Do you have examples of captures when there's no FCS but Ethereal treats the capture as if packets had an FCS? If so, what's the hex value of the time stamp value?

We did not attempt to fix this but did our best to duplicate the functionality
of the original check.

Unfortunately, an exact comparison of the time stamp value causes Ethereal not to see the FCS in some captures. As the "realtick" field can't be directly used as a 32-bit binary value - it has to be extracted with "pletohs()", so that it'll be handled correctly on big-endian machines - I just turned it into a 4-byte array of bytes, and reverted to checking the middle two bytes of the time stamp.

It might be that "near the 1193180 value" means "in the range 1192960 through 1193215", or perhaps there's a narrower range.

In any case that's a bit bizarre. Perhaps there's a field in the file header that's the *real* indication of whether packets might have an FCS; 0x12 and 0x34 are somewhat odd values, so *maybe* that's a magic number, but 0x00123400 also just happens to be in the general range of units for time stamps in at least some old DOS Sniffer files, so perhaps the 0x12 0x34 is just a coincidence.

In addition to the FCS check problem, we need to address some other
issues including the actual meaning of the Capture Type byte, which
used to be xxb[20] and is now xxj[4] - since the new gig sniffers are
writing a "6" there, we have some bad assumptions in the code that may
have other impacts for how we're interpreting the code.

It's probably an indication of how the packets were delivered to the Sniffer, whether by tapping into a driver via NDIS (no hardware) or by using some form of pod (with the type of pod, and possibly a network type setting for WAN pods, being indicated by that field).
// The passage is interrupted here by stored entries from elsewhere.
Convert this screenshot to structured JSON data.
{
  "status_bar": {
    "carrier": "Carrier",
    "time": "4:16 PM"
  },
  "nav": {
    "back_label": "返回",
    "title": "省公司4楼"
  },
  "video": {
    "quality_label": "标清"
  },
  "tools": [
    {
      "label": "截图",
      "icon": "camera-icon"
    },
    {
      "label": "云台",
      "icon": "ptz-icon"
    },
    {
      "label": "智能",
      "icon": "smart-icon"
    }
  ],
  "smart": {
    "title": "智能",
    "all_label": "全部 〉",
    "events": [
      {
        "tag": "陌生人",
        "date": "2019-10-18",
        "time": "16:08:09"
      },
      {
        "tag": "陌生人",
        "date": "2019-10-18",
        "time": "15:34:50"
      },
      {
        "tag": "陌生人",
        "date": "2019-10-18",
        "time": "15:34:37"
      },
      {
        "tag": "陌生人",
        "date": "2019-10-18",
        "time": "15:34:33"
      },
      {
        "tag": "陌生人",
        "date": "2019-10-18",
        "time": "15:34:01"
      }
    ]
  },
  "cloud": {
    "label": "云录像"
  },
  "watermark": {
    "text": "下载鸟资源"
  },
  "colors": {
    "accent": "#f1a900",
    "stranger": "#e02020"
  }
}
The interpretation might depend on the network type (annoying, given that they're not exactly running out of type values, so it's not as if they *had* to reuse a value of 6 for the new pod.

One issue is the "start timestamp" issue - the old code assumed a start time stamp of 0 if:

	the network type is 1 (Ethernet);

	the capture type is 2 (gigabit pod, but not the new S6040 one);

	the version number is 002.002.

Your new code is doing it if hdr.timeunit isn't 2. I'm leaving that test as is, for now - are there any captures that don't have those values, but that have a start time stamp of 0?

Perhaps this is a function of pod vs. NDIS, or perhaps only some pods have a start timestamp of 0?

I've checked in the patch, with the modifications indicated above. Thanks for being the ones to finally figure out where the hell the Sniffer folks hid the time stamp!